**Welcome** to another image competition. For this competition, we are required to build an algorithm that identifies which camera model captured an image. Without wasting anytime, let's deep dive in the data.

In [None]:
# This Python 3 environment comes with many helpful analytics libraries installed
# It is defined by the kaggle/python docker image: https://github.com/kaggle/docker-python
# For example, here's several helpful packages to load in 
import os
import glob
from pathlib import Path
import numpy as np # linear algebra
import pandas as pd # data processing, CSV file I/O (e.g. pd.read_csv)
import matplotlib.pyplot as plt
import seaborn as sns
import matplotlib.image as mimg
from skimage.io import imread, imshow, imsave
from PIL import Image
%matplotlib inline

# Input data files are available in the "../input/" directory.
# For example, running this (by clicking run or pressing Shift+Enter) will list the files in the input directory

from subprocess import check_output
print(check_output(["ls", "../input"]).decode("utf8"))

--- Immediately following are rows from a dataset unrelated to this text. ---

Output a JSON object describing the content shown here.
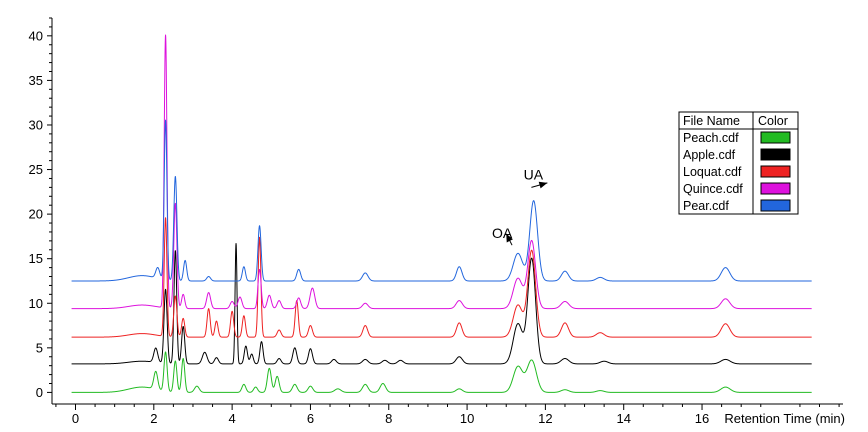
{
  "chart_data": {
    "type": "line",
    "title": "",
    "xlabel": "Retention Time (min)",
    "ylabel": "",
    "xlim": [
      -0.6,
      19.6
    ],
    "ylim": [
      -1.3,
      42
    ],
    "x_ticks": [
      0,
      2,
      4,
      6,
      8,
      10,
      12,
      14,
      16
    ],
    "y_ticks": [
      0,
      5,
      10,
      15,
      20,
      25,
      30,
      35,
      40
    ],
    "grid": false,
    "legend": {
      "placement": "right",
      "header_name": "File Name",
      "header_color": "Color"
    },
    "annotations": [
      {
        "text": "OA",
        "x": 11.2,
        "y": 17.3
      },
      {
        "text": "UA",
        "x": 12.0,
        "y": 23.9
      }
    ],
    "series": [
      {
        "name": "Peach.cdf",
        "color": "#22bb22",
        "baseline": 0.0,
        "peaks": [
          [
            1.7,
            0.6,
            0.35
          ],
          [
            2.05,
            2.0,
            0.05
          ],
          [
            2.3,
            4.4,
            0.04
          ],
          [
            2.55,
            3.5,
            0.04
          ],
          [
            2.75,
            3.8,
            0.04
          ],
          [
            3.1,
            0.7,
            0.06
          ],
          [
            4.3,
            0.9,
            0.05
          ],
          [
            4.6,
            0.6,
            0.05
          ],
          [
            4.95,
            2.7,
            0.05
          ],
          [
            5.15,
            1.8,
            0.05
          ],
          [
            5.6,
            0.9,
            0.06
          ],
          [
            6.0,
            0.7,
            0.06
          ],
          [
            6.7,
            0.4,
            0.08
          ],
          [
            7.4,
            0.9,
            0.07
          ],
          [
            7.85,
            1.0,
            0.07
          ],
          [
            9.8,
            0.4,
            0.08
          ],
          [
            11.3,
            2.9,
            0.12
          ],
          [
            11.65,
            3.6,
            0.12
          ],
          [
            12.5,
            0.3,
            0.1
          ],
          [
            13.4,
            0.2,
            0.1
          ],
          [
            16.6,
            0.6,
            0.12
          ]
        ]
      },
      {
        "name": "Apple.cdf",
        "color": "#000000",
        "baseline": 3.2,
        "peaks": [
          [
            1.7,
            0.3,
            0.35
          ],
          [
            2.05,
            1.6,
            0.05
          ],
          [
            2.3,
            8.3,
            0.04
          ],
          [
            2.55,
            12.7,
            0.035
          ],
          [
            2.75,
            4.2,
            0.04
          ],
          [
            3.3,
            1.3,
            0.06
          ],
          [
            3.6,
            0.7,
            0.05
          ],
          [
            4.1,
            13.5,
            0.025
          ],
          [
            4.35,
            2.0,
            0.04
          ],
          [
            4.5,
            1.1,
            0.04
          ],
          [
            4.75,
            2.5,
            0.04
          ],
          [
            5.2,
            0.6,
            0.05
          ],
          [
            5.6,
            1.8,
            0.05
          ],
          [
            6.0,
            1.7,
            0.05
          ],
          [
            6.6,
            0.5,
            0.06
          ],
          [
            7.4,
            0.5,
            0.07
          ],
          [
            7.9,
            0.4,
            0.07
          ],
          [
            8.3,
            0.4,
            0.07
          ],
          [
            9.8,
            0.8,
            0.08
          ],
          [
            11.3,
            4.5,
            0.12
          ],
          [
            11.65,
            11.8,
            0.1
          ],
          [
            12.5,
            0.6,
            0.1
          ],
          [
            13.5,
            0.3,
            0.1
          ],
          [
            16.6,
            0.5,
            0.12
          ]
        ]
      },
      {
        "name": "Loquat.cdf",
        "color": "#ee2222",
        "baseline": 6.2,
        "peaks": [
          [
            1.7,
            0.4,
            0.35
          ],
          [
            2.3,
            13.3,
            0.035
          ],
          [
            2.55,
            4.6,
            0.04
          ],
          [
            2.75,
            2.1,
            0.04
          ],
          [
            3.4,
            3.2,
            0.04
          ],
          [
            3.6,
            1.8,
            0.04
          ],
          [
            4.0,
            2.9,
            0.04
          ],
          [
            4.3,
            2.4,
            0.04
          ],
          [
            4.7,
            11.2,
            0.035
          ],
          [
            5.2,
            0.8,
            0.05
          ],
          [
            5.65,
            4.1,
            0.04
          ],
          [
            6.0,
            1.3,
            0.05
          ],
          [
            7.4,
            1.3,
            0.06
          ],
          [
            9.8,
            1.6,
            0.07
          ],
          [
            11.3,
            3.6,
            0.12
          ],
          [
            11.65,
            9.7,
            0.1
          ],
          [
            12.5,
            1.6,
            0.09
          ],
          [
            13.4,
            0.5,
            0.1
          ],
          [
            16.6,
            1.5,
            0.11
          ]
        ]
      },
      {
        "name": "Quince.cdf",
        "color": "#dd11dd",
        "baseline": 9.4,
        "peaks": [
          [
            1.7,
            0.4,
            0.35
          ],
          [
            2.3,
            30.6,
            0.035
          ],
          [
            2.55,
            11.8,
            0.04
          ],
          [
            2.75,
            1.6,
            0.04
          ],
          [
            3.4,
            1.8,
            0.05
          ],
          [
            4.0,
            0.8,
            0.05
          ],
          [
            4.2,
            1.3,
            0.05
          ],
          [
            4.7,
            4.4,
            0.04
          ],
          [
            4.95,
            1.5,
            0.05
          ],
          [
            5.2,
            0.9,
            0.05
          ],
          [
            5.7,
            1.2,
            0.05
          ],
          [
            6.05,
            2.3,
            0.06
          ],
          [
            7.4,
            0.6,
            0.07
          ],
          [
            9.8,
            0.9,
            0.08
          ],
          [
            11.3,
            3.4,
            0.12
          ],
          [
            11.65,
            7.6,
            0.1
          ],
          [
            12.5,
            0.8,
            0.1
          ],
          [
            16.6,
            1.1,
            0.11
          ]
        ]
      },
      {
        "name": "Pear.cdf",
        "color": "#2266dd",
        "baseline": 12.5,
        "peaks": [
          [
            1.7,
            0.6,
            0.35
          ],
          [
            2.1,
            1.2,
            0.05
          ],
          [
            2.3,
            17.9,
            0.035
          ],
          [
            2.55,
            11.7,
            0.04
          ],
          [
            2.8,
            2.3,
            0.04
          ],
          [
            3.4,
            0.5,
            0.05
          ],
          [
            4.3,
            1.6,
            0.04
          ],
          [
            4.7,
            6.2,
            0.04
          ],
          [
            5.7,
            1.3,
            0.05
          ],
          [
            7.4,
            0.9,
            0.07
          ],
          [
            9.8,
            1.6,
            0.07
          ],
          [
            11.3,
            3.1,
            0.12
          ],
          [
            11.7,
            9.0,
            0.1
          ],
          [
            12.5,
            1.1,
            0.09
          ],
          [
            13.4,
            0.4,
            0.1
          ],
          [
            16.6,
            1.5,
            0.11
          ]
        ]
      }
    ]
  }
}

# Any results you write to the current directory are saved as output.

In [None]:
input_path = Path('../input')
train_path = input_path / 'train'
test_path = input_path / 'test'

Images in the training data were captured with 10 different camera models and all the images taken by a particular camera model are arranged in a single folder with same name as the camera model.

In [None]:
# Get all the folders. Each folder name is based on the device name
cameras = os.listdir(train_path)

# Initialize an empty list
train_images = []

# Iterate over each file in each sub-folder
for camera in cameras:
    for fname in sorted(os.listdir(train_path / camera)):
        train_images.append((camera, '../input/train/' + camera + '/' + fname))
        
# Convert the list to a pandas dataframe and save it for future use
train = pd.DataFrame(data=train_images, columns=['camera', 'fname'])
print("Total number of training samples: ", train.shape[0])
train.to_csv('./train_data.csv', index=None)
# Random samples from the data
train.sample(10)

The images in the test data have also been captured with the same 10 camera models but with a different device. 

In [None]:
# Do the same for test images
test_images = []
for fname in sorted(os.listdir(test_path)):
    test_images.append('../input/test/' + fname)

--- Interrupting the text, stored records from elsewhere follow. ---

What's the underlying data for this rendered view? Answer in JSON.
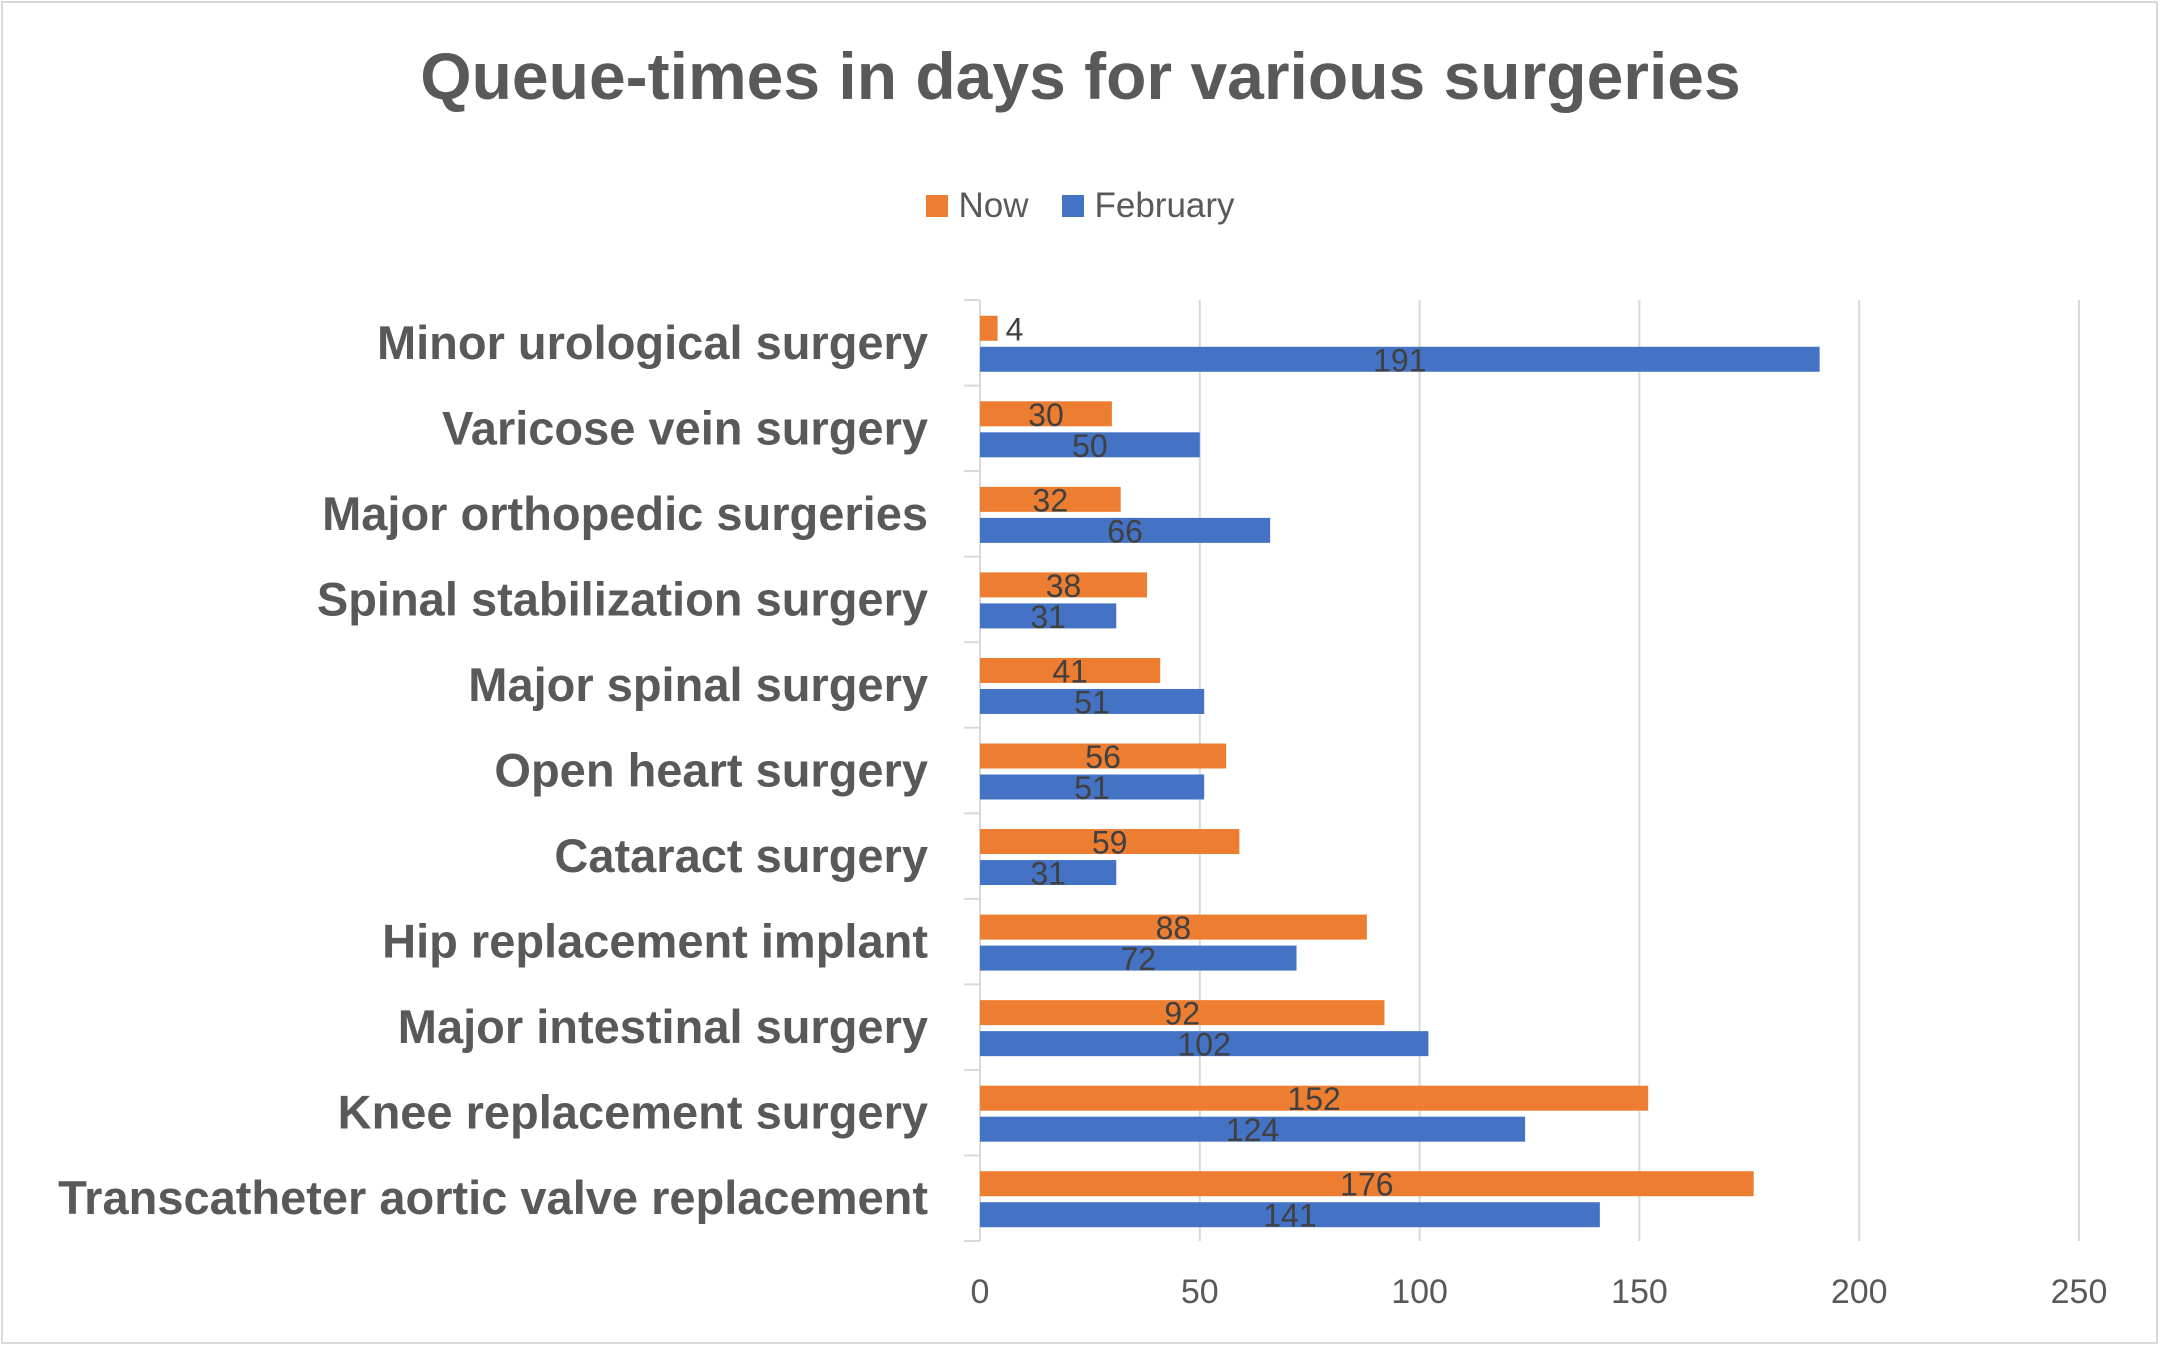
{
  "chart_data": {
    "type": "bar",
    "orientation": "horizontal",
    "title": "Queue-times in days for various surgeries",
    "categories": [
      "Minor urological surgery",
      "Varicose vein surgery",
      "Major orthopedic surgeries",
      "Spinal stabilization surgery",
      "Major spinal surgery",
      "Open heart surgery",
      "Cataract surgery",
      "Hip replacement implant",
      "Major intestinal surgery",
      "Knee replacement surgery",
      "Transcatheter aortic valve replacement"
    ],
    "series": [
      {
        "name": "Now",
        "color": "#ed7d31",
        "values": [
          4,
          30,
          32,
          38,
          41,
          56,
          59,
          88,
          92,
          152,
          176
        ]
      },
      {
        "name": "February",
        "color": "#4472c4",
        "values": [
          191,
          50,
          66,
          31,
          51,
          51,
          31,
          72,
          102,
          124,
          141
        ]
      }
    ],
    "xlim": [
      0,
      250
    ],
    "xticks": [
      "0",
      "50",
      "100",
      "150",
      "200",
      "250"
    ],
    "grid": "vertical",
    "legend_position": "top",
    "data_labels": true
  }
}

test = pd.DataFrame(test_images, columns=['fname'])
print("Number of test samples: ", test.shape[0])
test.to_csv('./test_data.csv', index=None)
test.head(10)

In [None]:
# Let's look at some samples from the training data first
f,ax = plt.subplots(2,5, figsize=(15,5))
for i in range(10):
    img = imread(train['fname'][i])
    ax[i//5, i%5].imshow(img)
    ax[i//5, i%5].axis('off')
plt.show()    

In [None]:
# Let's look at some samples from the test data 
f,ax = plt.subplots(2,5, figsize=(15,10))
for i in range(10):
    # Use PIL to read the tiff file
    img = Image.open(test["fname"][i])
    # Convert it into a numpy array
    img = np.array(img)
    ax[i//5, i%5].imshow(img)
    ax[i//5, i%5].axis('off')
plt.show()

The training data contains full images while the test data contains a centre crop of size 500x500. Also, as indicated, half of the test images have been altered with different types of  processing techniques which are:
* JPEG compression with quality factor = 90
* JPEG compression with quality factor = 90
* resizing (via bicubic interpolation) by a factor of 0.5
* resizing (via bicubic interpolation) by a factor of 0.8
* resizing (via bicubic interpolation) by a factor of 1.5
* resizing (via bicubic interpolation) by a factor of 2.0
* gamma correction using gamma = 0.8
* gamma correction using gamma = 1.2

This information can be very useful while modelling an archietcture for the given problem.